La plus belle partie du film arrive quand Reggio mêle sans aucune gêne le fourmillement quotidien des travailleurs avec leur vide ontologique. C’est une comparaison sévère que de voir s'enchaîner la frénésie en accéléré de la société avec l'égarement ralenti des individus. Ce regard personnel jeté sur les êtres vivants souligne à quel point nos vies semblent dénuées de direction, à quel point l'on se jette sans contrôle dans ce que la société veut qu'on soit. D'avis personnel, Koyaanisqatsi est la démonstration que les individus se sont détachés de la marche de l'Humanité. Ne voit-on pas l'Homme se brûler les ailes dans sa quête de grandeur - de manière très explicite avec l'explosion de la fusée -, alors que les petites gens luttent dans leur vie monotone ? Le progrès est allé trop vite, trop loin et a asservi les existences de chacun. Il y a un double dépassement. D’un côté, l’Homme est devenu plus grand que la Nature, mais il est aussi devenu plus grand que les individus. C'est un regard négatif, mais est-il possible d'en tirer une vision positive ? C’est évidemment possible : comment ne pas être ébahi devant la beauté de ce qu’a construit l’Homme ? Ces enchevêtrements d’autoroutes, ces gratte-ciels, ces paysages nocturnes, toute cette chorégraphie, tous ces rouages qui fonctionnent à la perfection. Il s’opère une harmonie artificielle fabuleuse, dont seule l’intelligence humaine s’est rendue capable. À la suite de l’équilibre naturel qui s’est constitué après des millions d’années, l’Homme a construit un nouvel équilibre en quelques années. Ce progrès a placé l’Homme à une puissance jamais atteinte, il est devenu capable de toutes les prouesses.

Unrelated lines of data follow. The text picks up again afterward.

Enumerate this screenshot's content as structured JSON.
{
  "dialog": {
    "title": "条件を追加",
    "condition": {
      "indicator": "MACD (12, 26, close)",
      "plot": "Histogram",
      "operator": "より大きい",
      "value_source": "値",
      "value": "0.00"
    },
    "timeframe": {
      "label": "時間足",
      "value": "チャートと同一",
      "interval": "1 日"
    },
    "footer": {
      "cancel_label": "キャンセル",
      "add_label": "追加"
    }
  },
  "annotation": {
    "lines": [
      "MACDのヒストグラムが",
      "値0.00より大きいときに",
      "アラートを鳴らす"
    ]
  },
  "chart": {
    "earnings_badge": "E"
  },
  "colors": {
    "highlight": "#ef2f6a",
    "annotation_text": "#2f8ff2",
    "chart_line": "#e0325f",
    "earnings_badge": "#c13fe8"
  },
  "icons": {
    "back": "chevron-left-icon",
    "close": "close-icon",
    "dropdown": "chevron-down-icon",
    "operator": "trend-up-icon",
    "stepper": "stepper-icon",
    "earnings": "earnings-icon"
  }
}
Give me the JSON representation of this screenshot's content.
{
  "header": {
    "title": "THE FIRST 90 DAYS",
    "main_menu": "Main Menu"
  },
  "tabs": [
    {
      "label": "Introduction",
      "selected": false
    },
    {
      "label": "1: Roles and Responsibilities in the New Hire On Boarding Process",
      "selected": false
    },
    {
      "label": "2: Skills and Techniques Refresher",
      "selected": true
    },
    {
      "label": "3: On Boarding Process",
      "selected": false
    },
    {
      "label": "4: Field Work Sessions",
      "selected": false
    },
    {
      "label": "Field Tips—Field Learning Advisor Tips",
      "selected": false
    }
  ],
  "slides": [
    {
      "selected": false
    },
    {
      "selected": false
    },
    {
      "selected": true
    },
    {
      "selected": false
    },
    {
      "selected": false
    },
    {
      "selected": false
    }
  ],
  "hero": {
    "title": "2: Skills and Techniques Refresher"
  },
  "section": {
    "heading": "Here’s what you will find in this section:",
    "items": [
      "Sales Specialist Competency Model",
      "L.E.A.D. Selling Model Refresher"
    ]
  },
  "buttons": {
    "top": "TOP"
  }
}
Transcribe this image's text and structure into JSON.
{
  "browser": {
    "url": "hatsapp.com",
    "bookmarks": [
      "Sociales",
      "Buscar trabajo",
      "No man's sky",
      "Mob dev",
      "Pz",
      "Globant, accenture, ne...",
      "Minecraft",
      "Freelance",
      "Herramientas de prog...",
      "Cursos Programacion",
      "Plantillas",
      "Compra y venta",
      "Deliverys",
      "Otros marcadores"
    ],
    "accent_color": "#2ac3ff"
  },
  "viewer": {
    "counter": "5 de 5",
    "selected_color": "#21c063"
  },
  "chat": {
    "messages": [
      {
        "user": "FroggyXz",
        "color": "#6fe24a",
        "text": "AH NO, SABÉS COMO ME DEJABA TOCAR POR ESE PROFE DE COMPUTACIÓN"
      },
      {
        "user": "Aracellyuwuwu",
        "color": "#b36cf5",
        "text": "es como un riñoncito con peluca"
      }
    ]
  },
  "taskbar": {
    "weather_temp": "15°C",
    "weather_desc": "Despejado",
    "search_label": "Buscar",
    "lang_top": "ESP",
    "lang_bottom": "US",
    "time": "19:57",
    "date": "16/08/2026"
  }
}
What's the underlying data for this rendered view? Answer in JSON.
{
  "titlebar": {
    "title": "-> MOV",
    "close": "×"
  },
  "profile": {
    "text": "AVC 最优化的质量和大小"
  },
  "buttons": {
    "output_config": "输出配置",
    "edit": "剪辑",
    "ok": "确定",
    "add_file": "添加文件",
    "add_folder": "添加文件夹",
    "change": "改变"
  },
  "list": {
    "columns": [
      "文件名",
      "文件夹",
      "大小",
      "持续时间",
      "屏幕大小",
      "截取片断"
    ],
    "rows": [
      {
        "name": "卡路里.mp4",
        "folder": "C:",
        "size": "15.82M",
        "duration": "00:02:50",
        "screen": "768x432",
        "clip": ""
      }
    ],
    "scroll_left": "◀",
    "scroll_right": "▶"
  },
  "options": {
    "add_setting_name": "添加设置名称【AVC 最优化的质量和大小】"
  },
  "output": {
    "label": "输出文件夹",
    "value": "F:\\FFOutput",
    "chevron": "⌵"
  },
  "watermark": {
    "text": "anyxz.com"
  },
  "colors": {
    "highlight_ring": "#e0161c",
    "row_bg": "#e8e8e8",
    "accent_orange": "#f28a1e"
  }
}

Il est naturellement impossible de commenter ce film sans évoquer son unicité technique. Il est l'alliance parfaite de l'image et du son et jamais un film n'a dit autant avec si peu. La musique minimaliste de Philip Glass est d'une justesse effrayante, surtout lors du passage traitant de la vie urbaine (The Grid). Comment ne pas associer de manière très évidente cette musique répétitive et lancinante - minimaliste - à la partition de nos quotidiens humains et notre standardisation ? On répète inlassablement les mêmes gestes, les mêmes trajets, les mêmes vies, jour après jour, nuit après nuit. Cette répétition est aussi associée avec notre société de production et de consommation de masse, tout est répété de manière quasiment infinie et l’unicité n’est plus qu’une illusion.
Film passif, Koyaanisqatsi est une œuvre dont on ne sort pas inchangé. Fusion merveilleuse de l’image et du son, il est un regard complexe sur l’Homme, qui laisse à une interprétation relativement libre et jamais univoque.